On June 11, 2015, the U.S. Court of Appeals for the Ninth Circuit upheld the Bureau of Safety and Environmental Enforcement’s (Bureau) approval of oil spill response plans (OSRPs) relating to oil leases in the Beaufort and Chuckchi seas on Alaska’s Arctic coast.   Alaska Wilderness League v. Jewell, No. 13-35866 (9th Cir. June 11, 2015).  Among other things, environmental groups alleged that the Bureau violated the Endangered Species Act (“ESA”) by failing to consult regarding the impacts of the OSRPs on endangered species.  The Bureau argued it was not required to consult because approval of the OSRPs was a non-discretionary action, and the ESA only requires agencies to consult regarding discretionary actions.  Plaintiffs argued there was sufficient discretion to trigger the ESA’s consultation requirement.

To determine whether approval of the OSRPs was a discretionary action, the Ninth Circuit first analyzed the applicable statutory scheme and implementing regulations.  The court explained that, while the Outer Continental Shelf Lands Act governs the development and exploration of offshore oil and gas resources, the Clean Water Act (CWA) provides the framework for preventing and responding to potential oil spills.  Pursuant to the CWA, the Bureau promulgated regulations that require owners and operators of offshore oil facilities to submit OSRPs for responding, to the maximum extent practicable, to the discharge of oil or hazardous substances.  The regulations require the Bureau to promptly review submitted OSRPs and to obtain amendments to OSRPs that do not meet the requirements of the CWA; the regulations further state that the Bureau “shall approve any plan that meets the [statutory] requirements.”
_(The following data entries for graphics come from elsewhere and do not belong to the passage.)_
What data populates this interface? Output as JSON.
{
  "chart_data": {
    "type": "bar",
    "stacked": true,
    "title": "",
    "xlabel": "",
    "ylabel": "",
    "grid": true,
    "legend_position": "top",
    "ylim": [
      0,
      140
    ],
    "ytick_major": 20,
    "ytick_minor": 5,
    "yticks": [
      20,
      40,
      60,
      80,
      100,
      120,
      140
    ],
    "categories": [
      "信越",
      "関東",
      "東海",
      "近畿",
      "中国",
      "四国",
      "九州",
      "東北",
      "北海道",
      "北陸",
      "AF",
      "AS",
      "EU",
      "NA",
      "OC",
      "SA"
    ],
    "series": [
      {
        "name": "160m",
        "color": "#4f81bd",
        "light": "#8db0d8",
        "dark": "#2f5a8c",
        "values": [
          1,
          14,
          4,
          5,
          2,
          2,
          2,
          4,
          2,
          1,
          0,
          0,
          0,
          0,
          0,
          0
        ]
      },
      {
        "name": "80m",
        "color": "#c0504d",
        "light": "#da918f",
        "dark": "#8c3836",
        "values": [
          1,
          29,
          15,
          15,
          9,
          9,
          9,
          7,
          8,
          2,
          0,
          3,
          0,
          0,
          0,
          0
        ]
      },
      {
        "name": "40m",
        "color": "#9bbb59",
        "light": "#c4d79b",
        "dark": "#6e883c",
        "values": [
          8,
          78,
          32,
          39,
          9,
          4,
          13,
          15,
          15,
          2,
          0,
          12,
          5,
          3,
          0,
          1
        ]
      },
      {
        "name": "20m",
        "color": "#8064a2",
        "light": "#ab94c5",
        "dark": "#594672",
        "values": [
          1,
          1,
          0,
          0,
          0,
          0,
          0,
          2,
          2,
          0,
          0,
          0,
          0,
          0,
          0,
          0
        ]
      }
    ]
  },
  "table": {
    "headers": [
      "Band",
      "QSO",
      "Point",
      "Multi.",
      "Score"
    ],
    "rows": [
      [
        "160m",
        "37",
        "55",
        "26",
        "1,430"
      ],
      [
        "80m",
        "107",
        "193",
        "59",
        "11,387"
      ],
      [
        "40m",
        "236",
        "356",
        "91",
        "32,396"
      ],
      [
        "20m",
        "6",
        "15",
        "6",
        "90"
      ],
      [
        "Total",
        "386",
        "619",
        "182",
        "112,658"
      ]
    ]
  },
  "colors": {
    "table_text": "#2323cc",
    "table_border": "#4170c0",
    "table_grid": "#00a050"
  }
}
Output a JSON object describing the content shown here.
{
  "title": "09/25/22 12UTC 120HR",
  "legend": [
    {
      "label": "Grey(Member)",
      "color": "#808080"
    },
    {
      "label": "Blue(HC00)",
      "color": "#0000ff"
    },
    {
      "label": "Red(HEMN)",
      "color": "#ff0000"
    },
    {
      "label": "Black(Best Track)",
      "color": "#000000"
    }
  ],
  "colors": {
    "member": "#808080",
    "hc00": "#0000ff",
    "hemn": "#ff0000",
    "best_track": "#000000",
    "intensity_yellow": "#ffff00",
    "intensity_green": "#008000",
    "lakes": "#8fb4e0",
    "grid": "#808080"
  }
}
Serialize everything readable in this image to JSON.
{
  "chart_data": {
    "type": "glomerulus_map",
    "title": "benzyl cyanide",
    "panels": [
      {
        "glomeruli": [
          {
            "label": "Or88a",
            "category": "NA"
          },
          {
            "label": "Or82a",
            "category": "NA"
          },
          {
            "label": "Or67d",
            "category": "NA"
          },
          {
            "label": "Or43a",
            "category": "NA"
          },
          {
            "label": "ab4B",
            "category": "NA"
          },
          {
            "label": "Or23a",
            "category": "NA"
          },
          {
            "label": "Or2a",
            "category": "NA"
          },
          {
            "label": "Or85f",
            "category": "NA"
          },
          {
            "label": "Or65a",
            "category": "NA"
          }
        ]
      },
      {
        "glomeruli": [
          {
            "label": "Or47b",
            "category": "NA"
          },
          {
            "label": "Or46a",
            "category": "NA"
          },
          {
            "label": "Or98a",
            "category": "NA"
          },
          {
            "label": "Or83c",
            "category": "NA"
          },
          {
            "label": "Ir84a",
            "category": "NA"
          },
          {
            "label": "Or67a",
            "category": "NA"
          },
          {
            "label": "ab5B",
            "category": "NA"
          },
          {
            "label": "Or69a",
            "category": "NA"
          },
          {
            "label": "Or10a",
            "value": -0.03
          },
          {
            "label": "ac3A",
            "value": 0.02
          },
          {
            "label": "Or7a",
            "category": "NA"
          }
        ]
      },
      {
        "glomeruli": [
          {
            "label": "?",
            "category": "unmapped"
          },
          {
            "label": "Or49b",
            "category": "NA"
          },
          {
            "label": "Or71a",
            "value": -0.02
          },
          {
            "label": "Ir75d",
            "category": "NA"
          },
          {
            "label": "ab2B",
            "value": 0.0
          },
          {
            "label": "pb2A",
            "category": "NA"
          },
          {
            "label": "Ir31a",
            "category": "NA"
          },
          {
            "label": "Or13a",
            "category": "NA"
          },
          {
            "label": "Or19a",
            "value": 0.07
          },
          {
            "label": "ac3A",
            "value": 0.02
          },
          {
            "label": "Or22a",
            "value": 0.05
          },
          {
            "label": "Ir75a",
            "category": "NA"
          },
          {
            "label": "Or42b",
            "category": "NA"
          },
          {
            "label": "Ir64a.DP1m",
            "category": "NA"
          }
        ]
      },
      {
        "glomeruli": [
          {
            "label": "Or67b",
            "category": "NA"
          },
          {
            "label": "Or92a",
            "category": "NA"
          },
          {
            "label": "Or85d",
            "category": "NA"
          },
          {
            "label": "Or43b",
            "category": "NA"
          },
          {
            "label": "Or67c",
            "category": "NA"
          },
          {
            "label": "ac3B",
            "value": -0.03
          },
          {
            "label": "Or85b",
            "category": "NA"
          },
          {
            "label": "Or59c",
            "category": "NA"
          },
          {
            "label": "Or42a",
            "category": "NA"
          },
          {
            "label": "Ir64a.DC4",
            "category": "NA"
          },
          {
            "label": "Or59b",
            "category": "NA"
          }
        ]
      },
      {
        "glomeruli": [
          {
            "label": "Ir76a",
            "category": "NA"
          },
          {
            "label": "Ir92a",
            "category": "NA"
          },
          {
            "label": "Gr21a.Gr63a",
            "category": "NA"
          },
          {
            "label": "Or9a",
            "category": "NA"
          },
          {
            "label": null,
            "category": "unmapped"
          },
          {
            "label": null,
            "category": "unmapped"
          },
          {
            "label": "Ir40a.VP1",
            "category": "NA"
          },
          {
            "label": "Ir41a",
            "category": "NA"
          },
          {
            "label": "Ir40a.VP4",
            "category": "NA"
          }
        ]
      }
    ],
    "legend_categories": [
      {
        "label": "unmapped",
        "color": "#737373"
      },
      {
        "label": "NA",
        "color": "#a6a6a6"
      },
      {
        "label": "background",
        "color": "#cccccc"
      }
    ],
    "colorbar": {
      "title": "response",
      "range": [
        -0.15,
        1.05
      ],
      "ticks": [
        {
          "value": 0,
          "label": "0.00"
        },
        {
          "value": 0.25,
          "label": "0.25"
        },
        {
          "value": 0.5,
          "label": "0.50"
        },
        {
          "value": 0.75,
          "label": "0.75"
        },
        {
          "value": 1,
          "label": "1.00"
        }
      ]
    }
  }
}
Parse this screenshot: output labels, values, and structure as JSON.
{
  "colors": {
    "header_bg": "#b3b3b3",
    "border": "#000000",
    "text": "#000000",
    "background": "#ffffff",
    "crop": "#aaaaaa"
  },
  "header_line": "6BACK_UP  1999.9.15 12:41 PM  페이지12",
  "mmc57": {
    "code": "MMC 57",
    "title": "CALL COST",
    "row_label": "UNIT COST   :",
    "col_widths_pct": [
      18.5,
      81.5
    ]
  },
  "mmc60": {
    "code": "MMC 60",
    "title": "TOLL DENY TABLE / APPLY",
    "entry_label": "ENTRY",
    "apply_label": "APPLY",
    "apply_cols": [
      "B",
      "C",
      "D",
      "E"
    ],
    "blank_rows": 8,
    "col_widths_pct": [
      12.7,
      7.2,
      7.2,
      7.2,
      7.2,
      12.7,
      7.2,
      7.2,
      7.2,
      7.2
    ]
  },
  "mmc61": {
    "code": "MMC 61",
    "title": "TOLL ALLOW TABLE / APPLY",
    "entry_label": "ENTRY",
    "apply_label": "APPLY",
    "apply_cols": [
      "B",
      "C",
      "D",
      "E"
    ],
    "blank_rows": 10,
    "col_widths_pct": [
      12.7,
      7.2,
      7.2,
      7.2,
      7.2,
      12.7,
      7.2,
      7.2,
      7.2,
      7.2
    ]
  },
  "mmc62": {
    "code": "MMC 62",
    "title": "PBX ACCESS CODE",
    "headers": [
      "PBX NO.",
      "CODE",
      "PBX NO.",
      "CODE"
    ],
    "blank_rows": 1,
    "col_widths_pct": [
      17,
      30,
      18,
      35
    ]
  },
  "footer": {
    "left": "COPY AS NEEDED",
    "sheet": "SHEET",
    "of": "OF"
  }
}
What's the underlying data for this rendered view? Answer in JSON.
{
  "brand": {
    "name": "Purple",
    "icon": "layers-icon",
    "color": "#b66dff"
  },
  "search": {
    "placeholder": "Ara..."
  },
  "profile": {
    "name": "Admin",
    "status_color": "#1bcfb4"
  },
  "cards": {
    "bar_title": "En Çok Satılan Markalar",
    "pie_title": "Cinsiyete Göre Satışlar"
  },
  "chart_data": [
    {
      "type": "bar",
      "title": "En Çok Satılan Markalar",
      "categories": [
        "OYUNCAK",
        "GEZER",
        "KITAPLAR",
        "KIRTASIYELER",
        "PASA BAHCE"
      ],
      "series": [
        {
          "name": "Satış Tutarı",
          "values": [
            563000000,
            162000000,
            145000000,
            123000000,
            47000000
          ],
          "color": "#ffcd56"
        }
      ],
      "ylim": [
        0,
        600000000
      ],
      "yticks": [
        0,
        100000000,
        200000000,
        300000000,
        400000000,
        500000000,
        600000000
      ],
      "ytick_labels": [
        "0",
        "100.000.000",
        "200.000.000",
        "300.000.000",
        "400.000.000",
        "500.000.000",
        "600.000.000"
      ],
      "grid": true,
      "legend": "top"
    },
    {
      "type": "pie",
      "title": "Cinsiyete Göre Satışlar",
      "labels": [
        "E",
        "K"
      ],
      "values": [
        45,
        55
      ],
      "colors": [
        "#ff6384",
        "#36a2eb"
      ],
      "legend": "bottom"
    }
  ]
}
Applying the principles set forth in Chevron v. Natural Resources Defense Council, 467 U.S. 837 (1984), the Ninth Circuit then analyzed whether the relevant provisions were ambiguous as to whether the Bureau was permitted to consider additional environmental factors, such as the presence of listed species, when approving the OSRPs.  The court found the relevant statutes ambiguous with respect to this issue.  Thus, pursuant to Chevron, the Court next considered whether the Bureau’s interpretation of its action as non-discretionary was reasonable.  The Ninth Circuit concluded that, because the statutory provisions regarding approval of OSRPs state that the Bureau “shall” approve any plan that meets the statutory criteria, the Bureau reasonably interpreted the statute to mean that its approval of the OSRPs was not a discretionary action.  Given that the ESA does not apply to non-discretionary actions, the court held the Bureau was not required to consult under the ESA, and affirmed the Bureau’s approval of the OSRPs.

The court also held that the Bureau did not violate the National Environmental Policy Act by determining that it was not necessary to prepare an Environmental Impact Statement before approving the OSRPs.